In doing so, Taylor and Kahn landed a proven winner who has a history of playing the kind of free-flowing, up-tempo system that Kahn so desperately wants in Minnesota. Kahn clashed with Rambis over the direction of the offense.
Adelman led the Blazers to the NBA Finals in 1990 and 1992 and in his 18 full seasons as a head coach he has presided over a team with a losing record just twice.
In Minnesota, Adelman inherits a promising roster that includes Love, No. 2 pick Derrick Williams and Spanish point guard Ricky Rubio.
Adelman has a long history with Love, which may have played a role in accepting a position with a team that hasn't made the playoffs since 2004.
Love played on the same Oregon high school team as Adelman's son, and the two got to know each other while Adelman attended the games. The versatile forward is one of the league's best rebounders who also has 3-point range and seems to be an ideal fit for Adelman's offense.

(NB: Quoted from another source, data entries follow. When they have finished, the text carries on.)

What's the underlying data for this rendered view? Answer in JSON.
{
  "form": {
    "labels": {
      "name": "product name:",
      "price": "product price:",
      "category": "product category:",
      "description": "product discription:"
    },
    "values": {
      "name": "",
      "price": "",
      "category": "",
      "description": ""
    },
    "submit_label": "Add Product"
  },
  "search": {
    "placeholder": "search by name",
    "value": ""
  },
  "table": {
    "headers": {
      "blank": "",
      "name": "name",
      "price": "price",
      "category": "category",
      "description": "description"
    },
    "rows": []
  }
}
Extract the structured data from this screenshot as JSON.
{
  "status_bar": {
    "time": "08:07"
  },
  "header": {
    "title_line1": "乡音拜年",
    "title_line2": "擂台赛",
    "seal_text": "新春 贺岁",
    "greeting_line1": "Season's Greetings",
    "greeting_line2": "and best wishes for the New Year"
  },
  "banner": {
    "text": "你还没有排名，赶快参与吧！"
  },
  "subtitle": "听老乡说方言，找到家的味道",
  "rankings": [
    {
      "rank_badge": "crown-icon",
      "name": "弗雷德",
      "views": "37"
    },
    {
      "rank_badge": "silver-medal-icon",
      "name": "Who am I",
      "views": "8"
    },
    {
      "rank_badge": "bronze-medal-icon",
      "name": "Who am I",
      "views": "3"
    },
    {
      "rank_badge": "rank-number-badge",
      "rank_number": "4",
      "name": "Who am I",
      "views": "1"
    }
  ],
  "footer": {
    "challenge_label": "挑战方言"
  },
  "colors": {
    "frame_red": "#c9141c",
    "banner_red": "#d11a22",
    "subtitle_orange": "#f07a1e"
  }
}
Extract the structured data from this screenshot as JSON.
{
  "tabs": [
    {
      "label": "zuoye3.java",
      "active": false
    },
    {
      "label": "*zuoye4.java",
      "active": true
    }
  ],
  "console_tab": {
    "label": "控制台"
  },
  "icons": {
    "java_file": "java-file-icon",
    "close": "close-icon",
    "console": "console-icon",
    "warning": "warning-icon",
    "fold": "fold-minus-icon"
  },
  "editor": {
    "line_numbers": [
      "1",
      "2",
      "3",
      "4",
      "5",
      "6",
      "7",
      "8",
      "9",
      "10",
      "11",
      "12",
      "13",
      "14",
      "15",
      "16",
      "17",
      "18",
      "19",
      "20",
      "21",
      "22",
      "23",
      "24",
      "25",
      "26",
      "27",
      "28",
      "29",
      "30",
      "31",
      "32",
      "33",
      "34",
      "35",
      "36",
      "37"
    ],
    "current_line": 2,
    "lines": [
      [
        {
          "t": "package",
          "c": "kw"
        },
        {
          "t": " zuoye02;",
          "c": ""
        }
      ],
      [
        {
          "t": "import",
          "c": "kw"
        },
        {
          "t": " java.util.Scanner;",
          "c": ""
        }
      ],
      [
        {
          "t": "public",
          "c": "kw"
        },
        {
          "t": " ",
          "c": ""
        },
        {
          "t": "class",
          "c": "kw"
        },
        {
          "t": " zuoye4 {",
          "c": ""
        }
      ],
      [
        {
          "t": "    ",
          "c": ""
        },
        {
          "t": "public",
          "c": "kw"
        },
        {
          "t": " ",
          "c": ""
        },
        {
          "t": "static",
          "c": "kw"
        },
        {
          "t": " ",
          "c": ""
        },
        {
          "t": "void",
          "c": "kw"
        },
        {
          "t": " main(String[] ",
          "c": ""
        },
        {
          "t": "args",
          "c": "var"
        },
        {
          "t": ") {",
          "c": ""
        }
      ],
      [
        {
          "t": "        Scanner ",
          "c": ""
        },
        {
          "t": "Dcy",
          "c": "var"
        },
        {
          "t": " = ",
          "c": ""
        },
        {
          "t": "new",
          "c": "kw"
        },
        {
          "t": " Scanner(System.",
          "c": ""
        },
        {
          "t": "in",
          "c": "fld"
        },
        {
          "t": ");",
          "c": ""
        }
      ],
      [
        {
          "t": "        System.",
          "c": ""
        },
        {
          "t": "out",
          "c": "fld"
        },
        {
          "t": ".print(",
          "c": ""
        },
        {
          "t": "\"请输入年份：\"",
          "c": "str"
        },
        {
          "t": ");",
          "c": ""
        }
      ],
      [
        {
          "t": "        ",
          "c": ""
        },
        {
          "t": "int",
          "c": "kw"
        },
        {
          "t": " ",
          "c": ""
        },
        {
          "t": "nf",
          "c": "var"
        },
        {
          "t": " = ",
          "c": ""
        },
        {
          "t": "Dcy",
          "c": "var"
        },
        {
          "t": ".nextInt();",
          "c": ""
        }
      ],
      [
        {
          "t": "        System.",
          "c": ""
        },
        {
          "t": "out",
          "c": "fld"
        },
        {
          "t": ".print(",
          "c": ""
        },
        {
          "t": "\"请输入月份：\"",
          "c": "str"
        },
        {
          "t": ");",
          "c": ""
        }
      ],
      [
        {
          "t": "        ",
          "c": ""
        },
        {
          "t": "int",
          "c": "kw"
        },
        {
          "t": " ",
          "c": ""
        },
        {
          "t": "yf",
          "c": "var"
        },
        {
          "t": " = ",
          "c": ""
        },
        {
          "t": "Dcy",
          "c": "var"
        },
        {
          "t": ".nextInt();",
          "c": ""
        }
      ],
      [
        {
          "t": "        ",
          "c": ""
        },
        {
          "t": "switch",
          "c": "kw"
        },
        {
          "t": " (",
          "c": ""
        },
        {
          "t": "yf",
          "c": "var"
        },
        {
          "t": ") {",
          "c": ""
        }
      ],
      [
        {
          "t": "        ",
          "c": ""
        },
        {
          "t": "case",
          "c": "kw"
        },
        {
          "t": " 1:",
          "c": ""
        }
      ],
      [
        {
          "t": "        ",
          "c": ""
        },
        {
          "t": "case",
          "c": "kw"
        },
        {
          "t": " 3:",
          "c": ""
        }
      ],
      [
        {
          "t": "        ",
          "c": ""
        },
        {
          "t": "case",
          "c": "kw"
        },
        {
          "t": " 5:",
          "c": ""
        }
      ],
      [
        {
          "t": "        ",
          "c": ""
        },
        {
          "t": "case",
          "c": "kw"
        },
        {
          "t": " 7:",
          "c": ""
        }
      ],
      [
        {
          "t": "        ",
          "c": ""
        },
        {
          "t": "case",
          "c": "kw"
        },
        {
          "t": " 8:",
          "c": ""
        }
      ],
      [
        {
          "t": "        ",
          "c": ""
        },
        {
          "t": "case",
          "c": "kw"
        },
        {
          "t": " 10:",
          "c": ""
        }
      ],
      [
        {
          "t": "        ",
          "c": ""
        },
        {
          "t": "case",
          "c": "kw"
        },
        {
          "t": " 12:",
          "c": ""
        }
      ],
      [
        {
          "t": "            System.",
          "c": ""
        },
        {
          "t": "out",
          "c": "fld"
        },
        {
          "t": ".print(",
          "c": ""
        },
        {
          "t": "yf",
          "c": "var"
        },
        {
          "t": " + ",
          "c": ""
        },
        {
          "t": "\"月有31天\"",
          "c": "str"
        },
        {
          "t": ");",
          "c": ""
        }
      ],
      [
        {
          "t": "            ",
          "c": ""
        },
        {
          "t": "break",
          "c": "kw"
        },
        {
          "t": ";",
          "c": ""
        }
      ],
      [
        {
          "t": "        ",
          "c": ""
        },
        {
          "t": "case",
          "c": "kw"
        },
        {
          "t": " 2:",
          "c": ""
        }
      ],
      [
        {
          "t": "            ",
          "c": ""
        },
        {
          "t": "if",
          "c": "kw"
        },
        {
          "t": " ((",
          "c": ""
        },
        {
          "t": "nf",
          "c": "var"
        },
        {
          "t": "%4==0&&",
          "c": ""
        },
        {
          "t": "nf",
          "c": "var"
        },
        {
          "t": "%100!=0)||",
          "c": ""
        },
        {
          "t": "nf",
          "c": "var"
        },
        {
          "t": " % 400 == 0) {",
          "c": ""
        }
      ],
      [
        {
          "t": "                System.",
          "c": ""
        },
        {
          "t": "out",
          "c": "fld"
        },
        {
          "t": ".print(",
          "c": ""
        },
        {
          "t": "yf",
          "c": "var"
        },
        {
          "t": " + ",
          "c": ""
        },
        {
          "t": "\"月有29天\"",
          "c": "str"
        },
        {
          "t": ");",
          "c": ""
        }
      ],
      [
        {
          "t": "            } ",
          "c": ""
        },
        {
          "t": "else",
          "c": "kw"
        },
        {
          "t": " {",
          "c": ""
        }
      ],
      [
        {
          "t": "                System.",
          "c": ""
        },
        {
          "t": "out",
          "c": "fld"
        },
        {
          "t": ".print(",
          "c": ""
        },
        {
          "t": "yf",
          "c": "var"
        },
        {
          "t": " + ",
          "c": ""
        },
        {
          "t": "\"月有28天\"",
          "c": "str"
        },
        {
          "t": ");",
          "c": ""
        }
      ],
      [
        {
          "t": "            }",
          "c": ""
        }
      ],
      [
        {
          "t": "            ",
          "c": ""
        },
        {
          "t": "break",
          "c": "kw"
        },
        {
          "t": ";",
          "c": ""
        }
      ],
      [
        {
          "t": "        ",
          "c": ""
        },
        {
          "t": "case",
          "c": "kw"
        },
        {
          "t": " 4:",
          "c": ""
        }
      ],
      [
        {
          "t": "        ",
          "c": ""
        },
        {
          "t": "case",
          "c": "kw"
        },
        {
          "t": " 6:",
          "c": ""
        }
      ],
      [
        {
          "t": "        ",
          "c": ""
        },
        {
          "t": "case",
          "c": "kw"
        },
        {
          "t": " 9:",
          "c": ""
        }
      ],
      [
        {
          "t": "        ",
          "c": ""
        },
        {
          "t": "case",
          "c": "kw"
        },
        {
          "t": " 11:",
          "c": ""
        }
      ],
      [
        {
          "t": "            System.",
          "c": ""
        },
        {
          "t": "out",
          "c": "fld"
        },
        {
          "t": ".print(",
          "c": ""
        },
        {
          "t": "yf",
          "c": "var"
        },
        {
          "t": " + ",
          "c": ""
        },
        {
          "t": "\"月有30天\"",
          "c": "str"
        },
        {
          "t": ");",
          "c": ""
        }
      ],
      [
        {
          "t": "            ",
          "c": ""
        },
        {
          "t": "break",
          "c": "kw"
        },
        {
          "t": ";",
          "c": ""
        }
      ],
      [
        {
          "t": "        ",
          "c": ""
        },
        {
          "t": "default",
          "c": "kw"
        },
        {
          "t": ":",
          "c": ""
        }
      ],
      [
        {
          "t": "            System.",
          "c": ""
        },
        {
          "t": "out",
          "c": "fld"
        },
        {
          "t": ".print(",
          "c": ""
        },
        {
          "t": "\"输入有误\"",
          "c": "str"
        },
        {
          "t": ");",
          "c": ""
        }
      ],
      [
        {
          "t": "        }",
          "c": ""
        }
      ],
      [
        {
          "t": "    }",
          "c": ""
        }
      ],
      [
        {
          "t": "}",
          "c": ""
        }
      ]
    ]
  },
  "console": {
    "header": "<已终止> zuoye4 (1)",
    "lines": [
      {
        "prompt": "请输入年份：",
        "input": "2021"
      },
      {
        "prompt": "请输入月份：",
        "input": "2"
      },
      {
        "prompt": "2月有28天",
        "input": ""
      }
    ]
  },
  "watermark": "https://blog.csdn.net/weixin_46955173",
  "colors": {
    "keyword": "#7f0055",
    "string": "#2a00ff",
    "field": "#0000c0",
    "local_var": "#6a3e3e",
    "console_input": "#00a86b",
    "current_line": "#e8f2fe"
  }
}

The Timberwolves also have an intriguing, if unproven, young cast around Love, including Williams, Wes Johnson and Michael Beasley. One of Adelman's biggest tasks will be to help Rubio, the fifth overall pick in 2009, acclimate himself to the NBA game.
Rubio decided to spend the previous two years playing in Spain rather than exercise an enormous buyout to play in the NBA right away, and his progression seems to have slowed. Now he will learn the game from one of the league's top offensive minds.
The Timberwolves will also need to add a veteran or two to help Adelman show the young pups how to be professionals, but locking down a replacement for Rambis was the first step.
Adelman twice came to the Twin Cities in August to meet with Wolves brass and he knows Kahn from the days when the executive was an NBA writer for The Oregonian and Adelman coached the Blazers.
Ultimately, Taylor had to make the decision to pay Adelman what he wanted while also having to pay Rambis the final two years and $4 million left on his contract.